France’s government pressed a surveillance bill Thursday that would give French intelligence services legal backing to vacuum up metadata in hopes of preventing an imminent terror attack.
The measure has already prompted an outcry from some privacy advocates, human rights groups and the Paris bar association, despite the government’s efforts to distance itself from U.S.-style mass surveillance.
The bill “would pave the way for extremely intrusive surveillance practices with no judicial pre-authorization,” the organization Amnesty International said in a statement.
The bill presented Thursday was proposed long before the deadly Paris attacks by Islamic extremists earlier this year, but the government says it takes on added urgency with each person who radicalizes and turns against France.

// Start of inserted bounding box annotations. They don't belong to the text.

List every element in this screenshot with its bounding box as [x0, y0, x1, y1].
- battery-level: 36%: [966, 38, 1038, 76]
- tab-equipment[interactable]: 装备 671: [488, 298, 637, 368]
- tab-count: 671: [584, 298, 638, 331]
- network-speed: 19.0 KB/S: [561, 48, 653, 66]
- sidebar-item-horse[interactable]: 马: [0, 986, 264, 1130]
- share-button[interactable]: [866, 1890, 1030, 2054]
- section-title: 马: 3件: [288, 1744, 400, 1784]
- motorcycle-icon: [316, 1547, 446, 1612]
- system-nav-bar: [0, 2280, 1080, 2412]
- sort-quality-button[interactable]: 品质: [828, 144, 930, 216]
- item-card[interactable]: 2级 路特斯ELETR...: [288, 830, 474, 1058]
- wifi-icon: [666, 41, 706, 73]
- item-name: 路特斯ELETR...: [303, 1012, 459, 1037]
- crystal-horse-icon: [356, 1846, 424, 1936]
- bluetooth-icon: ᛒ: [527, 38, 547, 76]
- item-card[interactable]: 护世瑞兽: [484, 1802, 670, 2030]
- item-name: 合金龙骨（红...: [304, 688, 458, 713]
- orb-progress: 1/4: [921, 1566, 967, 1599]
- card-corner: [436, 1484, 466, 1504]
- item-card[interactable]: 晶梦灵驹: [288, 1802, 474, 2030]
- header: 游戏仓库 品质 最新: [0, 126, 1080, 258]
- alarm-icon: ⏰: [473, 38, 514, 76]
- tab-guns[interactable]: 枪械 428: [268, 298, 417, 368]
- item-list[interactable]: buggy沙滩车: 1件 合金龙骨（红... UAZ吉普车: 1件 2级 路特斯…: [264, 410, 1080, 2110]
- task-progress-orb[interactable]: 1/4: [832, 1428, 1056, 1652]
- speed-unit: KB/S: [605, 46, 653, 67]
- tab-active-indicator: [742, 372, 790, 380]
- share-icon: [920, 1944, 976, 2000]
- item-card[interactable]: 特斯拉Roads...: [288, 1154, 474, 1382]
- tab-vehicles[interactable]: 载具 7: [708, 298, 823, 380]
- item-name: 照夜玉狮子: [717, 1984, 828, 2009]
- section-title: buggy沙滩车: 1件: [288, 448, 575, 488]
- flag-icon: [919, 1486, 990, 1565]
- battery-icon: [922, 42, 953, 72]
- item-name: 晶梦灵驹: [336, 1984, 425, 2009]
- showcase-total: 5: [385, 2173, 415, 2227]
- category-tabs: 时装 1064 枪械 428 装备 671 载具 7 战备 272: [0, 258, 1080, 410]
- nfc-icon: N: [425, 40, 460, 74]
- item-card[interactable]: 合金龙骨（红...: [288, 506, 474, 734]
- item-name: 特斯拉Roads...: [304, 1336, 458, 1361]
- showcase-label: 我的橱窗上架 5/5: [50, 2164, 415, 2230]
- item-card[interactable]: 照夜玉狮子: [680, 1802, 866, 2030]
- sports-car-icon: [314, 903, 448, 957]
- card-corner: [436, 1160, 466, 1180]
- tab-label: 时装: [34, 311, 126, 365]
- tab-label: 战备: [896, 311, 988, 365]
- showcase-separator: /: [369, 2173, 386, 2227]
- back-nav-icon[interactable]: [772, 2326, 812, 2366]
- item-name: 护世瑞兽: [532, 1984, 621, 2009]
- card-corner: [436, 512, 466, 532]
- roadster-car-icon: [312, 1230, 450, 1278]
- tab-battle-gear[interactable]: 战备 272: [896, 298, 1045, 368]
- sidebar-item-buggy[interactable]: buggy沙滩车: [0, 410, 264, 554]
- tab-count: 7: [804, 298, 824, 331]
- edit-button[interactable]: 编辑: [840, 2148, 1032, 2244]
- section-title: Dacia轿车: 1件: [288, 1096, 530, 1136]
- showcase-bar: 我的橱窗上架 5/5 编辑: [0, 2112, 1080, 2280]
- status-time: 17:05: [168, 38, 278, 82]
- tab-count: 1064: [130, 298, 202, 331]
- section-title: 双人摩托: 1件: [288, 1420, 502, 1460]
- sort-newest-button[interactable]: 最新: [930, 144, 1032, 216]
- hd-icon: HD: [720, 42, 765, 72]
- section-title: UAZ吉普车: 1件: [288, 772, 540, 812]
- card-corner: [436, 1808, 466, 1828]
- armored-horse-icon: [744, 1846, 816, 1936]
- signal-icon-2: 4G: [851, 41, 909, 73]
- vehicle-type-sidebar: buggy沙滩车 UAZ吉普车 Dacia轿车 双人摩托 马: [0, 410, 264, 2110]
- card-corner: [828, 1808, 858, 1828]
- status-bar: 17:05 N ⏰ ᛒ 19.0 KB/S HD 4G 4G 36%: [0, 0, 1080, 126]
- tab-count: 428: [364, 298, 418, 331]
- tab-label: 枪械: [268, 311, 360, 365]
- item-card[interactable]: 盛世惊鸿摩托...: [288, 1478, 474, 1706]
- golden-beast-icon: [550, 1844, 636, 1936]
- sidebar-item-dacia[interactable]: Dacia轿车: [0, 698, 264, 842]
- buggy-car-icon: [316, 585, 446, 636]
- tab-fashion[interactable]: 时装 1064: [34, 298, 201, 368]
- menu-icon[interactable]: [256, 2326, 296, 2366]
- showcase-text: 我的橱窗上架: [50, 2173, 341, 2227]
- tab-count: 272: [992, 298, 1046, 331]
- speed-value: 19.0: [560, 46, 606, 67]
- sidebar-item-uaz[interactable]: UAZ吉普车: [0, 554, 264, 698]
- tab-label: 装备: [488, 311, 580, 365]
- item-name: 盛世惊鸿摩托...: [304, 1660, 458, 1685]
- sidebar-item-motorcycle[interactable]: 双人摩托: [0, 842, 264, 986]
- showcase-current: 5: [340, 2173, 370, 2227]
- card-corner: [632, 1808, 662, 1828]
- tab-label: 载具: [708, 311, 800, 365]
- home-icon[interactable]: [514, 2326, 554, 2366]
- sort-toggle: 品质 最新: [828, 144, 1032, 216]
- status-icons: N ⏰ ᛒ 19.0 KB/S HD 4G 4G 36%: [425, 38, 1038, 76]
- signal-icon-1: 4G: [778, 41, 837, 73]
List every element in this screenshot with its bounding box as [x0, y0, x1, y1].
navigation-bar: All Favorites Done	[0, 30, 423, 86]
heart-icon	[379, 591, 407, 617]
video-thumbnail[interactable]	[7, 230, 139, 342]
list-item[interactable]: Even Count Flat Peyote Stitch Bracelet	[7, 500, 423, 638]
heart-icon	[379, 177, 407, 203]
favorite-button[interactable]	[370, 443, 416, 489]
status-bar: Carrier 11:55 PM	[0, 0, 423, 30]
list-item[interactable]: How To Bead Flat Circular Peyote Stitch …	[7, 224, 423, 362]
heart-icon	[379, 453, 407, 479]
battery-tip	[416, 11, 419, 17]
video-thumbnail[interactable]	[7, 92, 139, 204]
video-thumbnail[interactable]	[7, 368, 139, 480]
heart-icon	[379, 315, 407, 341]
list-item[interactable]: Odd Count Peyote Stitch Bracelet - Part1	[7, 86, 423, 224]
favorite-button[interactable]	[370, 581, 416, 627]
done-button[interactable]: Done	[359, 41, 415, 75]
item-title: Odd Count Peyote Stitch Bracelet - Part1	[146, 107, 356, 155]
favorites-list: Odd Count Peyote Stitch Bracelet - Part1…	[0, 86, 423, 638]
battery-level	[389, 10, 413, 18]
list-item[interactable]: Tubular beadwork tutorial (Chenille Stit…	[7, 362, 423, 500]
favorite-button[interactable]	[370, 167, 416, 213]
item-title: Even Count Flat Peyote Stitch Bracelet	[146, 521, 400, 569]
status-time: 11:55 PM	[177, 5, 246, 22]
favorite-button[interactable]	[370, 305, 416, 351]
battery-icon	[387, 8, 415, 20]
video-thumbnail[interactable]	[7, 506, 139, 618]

It would notably force communications firms to give intelligence services access to connection data of people suspected of involvement with terrorist groups. Interior minister Bernard Cazeneuve went to San Francisco last month to discuss the measure with Internet giants including Google, Facebook and Twitter.
Read: 5 Ways to Boost Your Privacy Online
France’s parliament starts debating the bill next month.
French Prime Minister Manuel Valls said the measures would be restricted under the law, their execution monitored by an independent nine-person panel, and — in the case of metadata — would not include personal information. Instead, the metadata would be analyzed automatically using algorithms.
“These are legal tools, but not tools of exception, nor of generalized surveillance of citizens. There will not be a French Patriot Act”, Valls said in a news conference following the Cabinet meeting.
The prime minister stressed that only half of French citizens who left for Syria were flagged beforehand. “Facing increasing jihadist threats, we must strengthen the effectiveness of the surveillance of terrorists”, he said.
The bill notably aims at giving French intelligence services a legal framework for the use high-tech tools — already in operation — such as location trackers for cars or devices that intercept nearby mobile phones. The country’s previous surveillance law was passed in 1991, before mobile phones and the Internet, Valls recalled.